No puede llamarse intervención, intervención armada es lo que los Estados Unidos llevan haciendo sobre Irak desde hace doce años. No es una guerra defensiva; no es, por lo tanto, una guerra justa. No es una guerra legítima, ni legal. Ni siquiera se le puede aplicar ese concepto aberrante de guerra preventiva porque no previene nada, más bien precede; sienta precedente para nuevas calamidades y rencores más dilatados, extensos y profundos.
Por no ser, no es ni siquiera una guerra porque no hay enemigo a desarmar, porque se le venció y desarmó hace doce años y desde entonces se le ha venido desarmando hasta la enfermedad y la inanición, hasta de medicinas y alimentos. Solo queda por desarmarle de petróleo.
Por ser, es un ataque de destrucción masiva, una invasión con vocación de masacre cuya dimensión es improbable que lleguemos a conocer una vez desarmada, cautiva, mutilada y desfigurada la verdad del cuento. La Scherezade que soportó al califa no sobrevivirá a la noche sin luna de los misiles sobre Bagdad.
Tras innumerables guerras, los agotados países intentaron poner en pie un observatorio que permitiera, al menos, analizar las relaciones internacionales a la luz de otro modelo. La ONU es, desde luego, un marco imperfecto por su sistema de participación desigual de los países y su vulnerabilidad ante las potencias hegemónicas. La ONU puede ser también una derrota más en esta guerra contra el sentido común y la decencia internacional; tanto si accede presionada por la fuerza del imperio al uso de la fuerza contra Irak, como si Estados Unidos cumple su amenaza y perpetra la invasión. La ONU no tiene más futuro que ponerse inequívocamente al lado de la paz y esto significa no a la guerra.
No hay autoridad si hay más de un rasero; ciertamente la ONU debe impedir la fabricación, posesión y utilización de armamento de destrucción masiva, debe investigar y rechazar toda esa potencia destructiva la use quien la use, la tenga quien la tenga. Si se autoriza el uso de la fuerza, si consiente en arrasar un país, tendremos que concluir que la ley es del más fuerte y que al más fuerte no se le aplica la ley.
Hasta ahora, tenemos la constancia de que el mayor investigador, fabricante, vendedor, poseedor, el que más veces ha utilizado ese armamento despreciable está dinamizado por las sucesivas Administraciones de los Estados Unidos de Norteamérica, y es su ejercito quién ha sembrado con ellas el terror y la desolación a lo largo del mundo.
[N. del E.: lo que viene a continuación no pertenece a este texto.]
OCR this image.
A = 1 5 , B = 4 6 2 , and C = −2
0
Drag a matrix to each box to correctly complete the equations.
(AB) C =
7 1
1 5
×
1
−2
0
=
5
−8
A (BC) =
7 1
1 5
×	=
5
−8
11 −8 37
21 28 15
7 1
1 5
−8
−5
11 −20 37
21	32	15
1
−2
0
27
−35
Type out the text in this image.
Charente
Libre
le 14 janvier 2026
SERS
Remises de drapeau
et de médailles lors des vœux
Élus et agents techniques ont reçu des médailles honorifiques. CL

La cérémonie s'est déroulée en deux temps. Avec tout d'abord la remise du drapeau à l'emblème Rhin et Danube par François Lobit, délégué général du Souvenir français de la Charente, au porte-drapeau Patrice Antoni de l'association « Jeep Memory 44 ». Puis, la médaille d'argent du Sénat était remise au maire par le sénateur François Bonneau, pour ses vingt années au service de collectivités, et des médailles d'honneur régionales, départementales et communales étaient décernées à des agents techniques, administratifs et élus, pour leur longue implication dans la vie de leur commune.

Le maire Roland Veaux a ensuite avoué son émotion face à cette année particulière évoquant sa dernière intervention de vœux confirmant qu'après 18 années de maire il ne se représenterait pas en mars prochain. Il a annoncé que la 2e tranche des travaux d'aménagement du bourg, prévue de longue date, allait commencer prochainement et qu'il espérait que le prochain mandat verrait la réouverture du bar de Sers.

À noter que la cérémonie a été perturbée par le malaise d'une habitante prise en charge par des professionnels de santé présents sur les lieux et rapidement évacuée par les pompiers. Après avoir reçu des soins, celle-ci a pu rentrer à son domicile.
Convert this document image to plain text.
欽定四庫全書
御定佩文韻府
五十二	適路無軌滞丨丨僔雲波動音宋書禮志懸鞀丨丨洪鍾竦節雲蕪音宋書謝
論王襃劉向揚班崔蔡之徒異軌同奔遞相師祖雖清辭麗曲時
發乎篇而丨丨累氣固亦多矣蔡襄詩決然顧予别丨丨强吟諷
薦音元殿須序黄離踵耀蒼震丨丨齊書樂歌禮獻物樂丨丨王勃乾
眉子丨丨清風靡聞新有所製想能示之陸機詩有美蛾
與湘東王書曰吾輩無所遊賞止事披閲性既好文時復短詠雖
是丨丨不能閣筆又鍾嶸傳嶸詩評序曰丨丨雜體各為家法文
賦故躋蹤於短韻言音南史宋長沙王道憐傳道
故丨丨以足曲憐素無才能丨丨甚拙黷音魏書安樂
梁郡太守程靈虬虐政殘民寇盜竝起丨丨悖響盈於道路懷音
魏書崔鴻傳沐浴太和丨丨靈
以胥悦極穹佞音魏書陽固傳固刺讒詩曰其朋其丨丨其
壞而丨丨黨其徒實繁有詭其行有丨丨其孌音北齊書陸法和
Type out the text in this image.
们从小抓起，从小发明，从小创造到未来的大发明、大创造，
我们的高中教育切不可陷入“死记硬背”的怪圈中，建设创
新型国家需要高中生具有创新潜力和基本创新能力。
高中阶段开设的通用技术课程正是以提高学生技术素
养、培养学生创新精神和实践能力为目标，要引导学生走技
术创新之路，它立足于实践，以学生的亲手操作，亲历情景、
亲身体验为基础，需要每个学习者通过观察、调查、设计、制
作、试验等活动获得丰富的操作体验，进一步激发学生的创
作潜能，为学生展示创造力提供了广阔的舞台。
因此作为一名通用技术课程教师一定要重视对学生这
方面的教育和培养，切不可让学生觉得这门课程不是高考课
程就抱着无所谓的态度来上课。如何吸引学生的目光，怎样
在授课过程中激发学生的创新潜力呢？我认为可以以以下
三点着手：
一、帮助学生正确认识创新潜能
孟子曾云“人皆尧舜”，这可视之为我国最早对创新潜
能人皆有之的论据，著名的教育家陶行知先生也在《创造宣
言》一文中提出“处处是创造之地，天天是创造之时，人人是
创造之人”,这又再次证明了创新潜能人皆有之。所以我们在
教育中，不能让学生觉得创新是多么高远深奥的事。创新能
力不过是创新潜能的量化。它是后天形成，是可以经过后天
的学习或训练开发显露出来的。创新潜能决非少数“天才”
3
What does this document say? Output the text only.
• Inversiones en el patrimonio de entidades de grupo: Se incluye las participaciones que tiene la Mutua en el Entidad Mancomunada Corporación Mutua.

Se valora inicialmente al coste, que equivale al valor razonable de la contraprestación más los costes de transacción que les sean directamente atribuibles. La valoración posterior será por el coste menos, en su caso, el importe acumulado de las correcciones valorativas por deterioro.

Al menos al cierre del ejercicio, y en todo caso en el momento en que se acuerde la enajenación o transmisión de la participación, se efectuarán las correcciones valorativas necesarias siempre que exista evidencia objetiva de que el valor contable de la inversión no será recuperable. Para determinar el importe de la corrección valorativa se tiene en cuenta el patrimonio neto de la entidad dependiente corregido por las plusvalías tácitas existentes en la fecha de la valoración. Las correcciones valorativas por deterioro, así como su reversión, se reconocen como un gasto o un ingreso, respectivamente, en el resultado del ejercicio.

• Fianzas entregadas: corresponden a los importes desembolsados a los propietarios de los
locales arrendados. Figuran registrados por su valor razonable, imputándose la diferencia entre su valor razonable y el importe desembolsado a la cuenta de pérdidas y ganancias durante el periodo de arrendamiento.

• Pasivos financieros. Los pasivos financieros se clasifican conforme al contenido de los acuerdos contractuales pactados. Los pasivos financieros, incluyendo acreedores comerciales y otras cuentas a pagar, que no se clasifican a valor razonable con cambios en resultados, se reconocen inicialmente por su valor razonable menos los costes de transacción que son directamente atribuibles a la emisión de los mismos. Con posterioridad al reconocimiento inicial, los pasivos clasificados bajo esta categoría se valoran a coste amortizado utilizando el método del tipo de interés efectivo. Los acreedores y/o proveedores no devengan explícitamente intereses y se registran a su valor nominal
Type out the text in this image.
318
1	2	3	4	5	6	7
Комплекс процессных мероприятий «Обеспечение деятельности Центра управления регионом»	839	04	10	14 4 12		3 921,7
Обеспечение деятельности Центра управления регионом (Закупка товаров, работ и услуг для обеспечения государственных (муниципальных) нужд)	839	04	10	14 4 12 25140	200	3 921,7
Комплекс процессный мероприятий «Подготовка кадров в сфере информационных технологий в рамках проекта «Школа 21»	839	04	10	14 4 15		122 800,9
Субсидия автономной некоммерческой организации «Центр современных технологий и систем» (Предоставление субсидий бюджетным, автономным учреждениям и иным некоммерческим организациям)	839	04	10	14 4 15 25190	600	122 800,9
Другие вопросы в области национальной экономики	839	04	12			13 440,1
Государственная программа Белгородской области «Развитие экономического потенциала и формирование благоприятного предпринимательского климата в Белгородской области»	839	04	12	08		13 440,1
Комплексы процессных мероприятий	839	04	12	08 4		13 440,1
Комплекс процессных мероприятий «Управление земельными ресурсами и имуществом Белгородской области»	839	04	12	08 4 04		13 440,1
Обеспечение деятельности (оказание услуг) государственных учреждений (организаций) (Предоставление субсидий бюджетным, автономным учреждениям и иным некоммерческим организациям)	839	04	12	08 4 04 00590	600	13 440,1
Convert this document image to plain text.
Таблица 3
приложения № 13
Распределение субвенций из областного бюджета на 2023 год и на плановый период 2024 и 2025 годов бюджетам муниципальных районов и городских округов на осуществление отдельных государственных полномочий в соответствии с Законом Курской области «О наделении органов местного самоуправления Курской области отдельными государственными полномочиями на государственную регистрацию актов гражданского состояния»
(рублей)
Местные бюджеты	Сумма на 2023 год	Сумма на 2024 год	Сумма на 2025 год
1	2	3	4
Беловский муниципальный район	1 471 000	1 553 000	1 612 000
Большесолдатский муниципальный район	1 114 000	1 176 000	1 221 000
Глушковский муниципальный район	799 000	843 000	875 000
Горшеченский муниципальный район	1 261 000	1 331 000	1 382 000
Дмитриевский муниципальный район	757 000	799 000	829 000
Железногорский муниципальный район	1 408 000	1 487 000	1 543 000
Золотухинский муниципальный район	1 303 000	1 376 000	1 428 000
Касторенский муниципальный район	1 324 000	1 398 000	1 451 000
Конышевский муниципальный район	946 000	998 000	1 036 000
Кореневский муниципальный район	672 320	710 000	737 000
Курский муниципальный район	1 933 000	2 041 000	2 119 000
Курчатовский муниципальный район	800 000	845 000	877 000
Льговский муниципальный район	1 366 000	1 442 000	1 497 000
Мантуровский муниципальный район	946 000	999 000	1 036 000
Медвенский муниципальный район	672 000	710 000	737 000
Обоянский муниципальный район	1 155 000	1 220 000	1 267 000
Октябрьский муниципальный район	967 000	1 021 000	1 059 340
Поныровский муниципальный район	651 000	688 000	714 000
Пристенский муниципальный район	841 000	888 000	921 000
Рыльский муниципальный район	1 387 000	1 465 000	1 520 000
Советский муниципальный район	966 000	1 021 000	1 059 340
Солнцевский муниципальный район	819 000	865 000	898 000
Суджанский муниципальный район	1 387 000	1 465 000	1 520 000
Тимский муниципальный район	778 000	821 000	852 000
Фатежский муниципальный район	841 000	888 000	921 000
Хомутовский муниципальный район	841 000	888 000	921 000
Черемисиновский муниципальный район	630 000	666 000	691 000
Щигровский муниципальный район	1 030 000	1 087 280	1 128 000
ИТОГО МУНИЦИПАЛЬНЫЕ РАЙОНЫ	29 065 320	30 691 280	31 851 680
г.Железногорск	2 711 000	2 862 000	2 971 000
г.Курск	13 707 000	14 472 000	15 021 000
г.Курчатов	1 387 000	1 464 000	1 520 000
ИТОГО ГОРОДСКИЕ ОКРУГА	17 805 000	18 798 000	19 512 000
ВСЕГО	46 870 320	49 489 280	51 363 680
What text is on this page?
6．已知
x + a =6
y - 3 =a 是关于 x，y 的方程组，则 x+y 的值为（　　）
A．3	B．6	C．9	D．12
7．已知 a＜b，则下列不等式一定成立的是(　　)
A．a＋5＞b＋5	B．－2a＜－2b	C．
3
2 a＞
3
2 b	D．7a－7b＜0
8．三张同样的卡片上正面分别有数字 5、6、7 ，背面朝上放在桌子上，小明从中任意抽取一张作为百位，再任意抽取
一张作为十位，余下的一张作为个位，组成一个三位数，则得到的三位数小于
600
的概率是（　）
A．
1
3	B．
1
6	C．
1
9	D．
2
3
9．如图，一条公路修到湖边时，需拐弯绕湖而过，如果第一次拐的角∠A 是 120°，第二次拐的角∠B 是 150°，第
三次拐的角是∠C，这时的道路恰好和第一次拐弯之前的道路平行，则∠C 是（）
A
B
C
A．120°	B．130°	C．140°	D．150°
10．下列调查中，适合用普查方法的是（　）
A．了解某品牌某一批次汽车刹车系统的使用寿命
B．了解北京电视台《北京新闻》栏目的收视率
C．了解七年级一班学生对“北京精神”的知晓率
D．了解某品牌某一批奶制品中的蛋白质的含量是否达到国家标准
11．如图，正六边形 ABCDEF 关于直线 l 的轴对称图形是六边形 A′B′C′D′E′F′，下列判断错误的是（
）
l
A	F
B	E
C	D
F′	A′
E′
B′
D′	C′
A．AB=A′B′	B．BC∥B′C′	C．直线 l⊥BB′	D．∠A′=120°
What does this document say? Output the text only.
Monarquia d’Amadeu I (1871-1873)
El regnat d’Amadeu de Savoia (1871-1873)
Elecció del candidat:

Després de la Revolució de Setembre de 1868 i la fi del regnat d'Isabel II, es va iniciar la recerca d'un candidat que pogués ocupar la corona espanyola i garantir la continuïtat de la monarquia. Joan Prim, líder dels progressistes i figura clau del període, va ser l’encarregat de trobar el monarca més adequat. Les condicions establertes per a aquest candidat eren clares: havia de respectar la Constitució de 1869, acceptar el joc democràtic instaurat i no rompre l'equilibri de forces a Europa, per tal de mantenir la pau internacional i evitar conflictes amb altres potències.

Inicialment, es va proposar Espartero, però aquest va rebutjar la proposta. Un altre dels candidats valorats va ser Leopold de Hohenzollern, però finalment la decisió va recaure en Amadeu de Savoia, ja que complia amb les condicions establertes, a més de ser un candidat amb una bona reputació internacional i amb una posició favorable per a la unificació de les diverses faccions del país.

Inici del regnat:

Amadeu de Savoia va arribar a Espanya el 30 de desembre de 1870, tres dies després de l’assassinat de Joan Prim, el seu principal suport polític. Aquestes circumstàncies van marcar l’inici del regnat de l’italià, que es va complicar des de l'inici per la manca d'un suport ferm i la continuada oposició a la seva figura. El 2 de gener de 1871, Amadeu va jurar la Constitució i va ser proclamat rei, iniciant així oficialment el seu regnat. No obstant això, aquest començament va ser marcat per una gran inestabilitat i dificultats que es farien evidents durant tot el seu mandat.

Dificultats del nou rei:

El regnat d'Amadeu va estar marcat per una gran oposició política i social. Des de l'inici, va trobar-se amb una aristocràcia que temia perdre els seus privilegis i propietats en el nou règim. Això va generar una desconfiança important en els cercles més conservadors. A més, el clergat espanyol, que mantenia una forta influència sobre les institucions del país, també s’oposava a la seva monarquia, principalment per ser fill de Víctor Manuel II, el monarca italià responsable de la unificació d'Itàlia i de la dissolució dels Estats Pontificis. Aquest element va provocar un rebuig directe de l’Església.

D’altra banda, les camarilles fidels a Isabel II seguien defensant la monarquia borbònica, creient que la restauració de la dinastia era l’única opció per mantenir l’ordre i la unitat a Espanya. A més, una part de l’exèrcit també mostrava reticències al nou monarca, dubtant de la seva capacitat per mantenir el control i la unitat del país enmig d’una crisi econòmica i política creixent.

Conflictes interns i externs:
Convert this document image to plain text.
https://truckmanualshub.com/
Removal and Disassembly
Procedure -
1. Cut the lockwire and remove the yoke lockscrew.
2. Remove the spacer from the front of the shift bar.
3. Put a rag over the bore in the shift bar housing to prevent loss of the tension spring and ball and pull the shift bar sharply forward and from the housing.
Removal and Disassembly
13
Bienvenidas las inspecciones de armamento sobre Irak si son las primeras de una estrategia mundial para el desarme
Bienvenido sea un Tribunal Penal Internacional, que juzgue los crímenes de guerra, los genocidios, la crueldad; bienvenido será si nadie se excluye de su alcance.
Para bien de la dignidad humana hay algo en esta gran movilización mundial que no necesita interpretes, los pueblos han negado la mayor y han dicho ¡No a la guerra!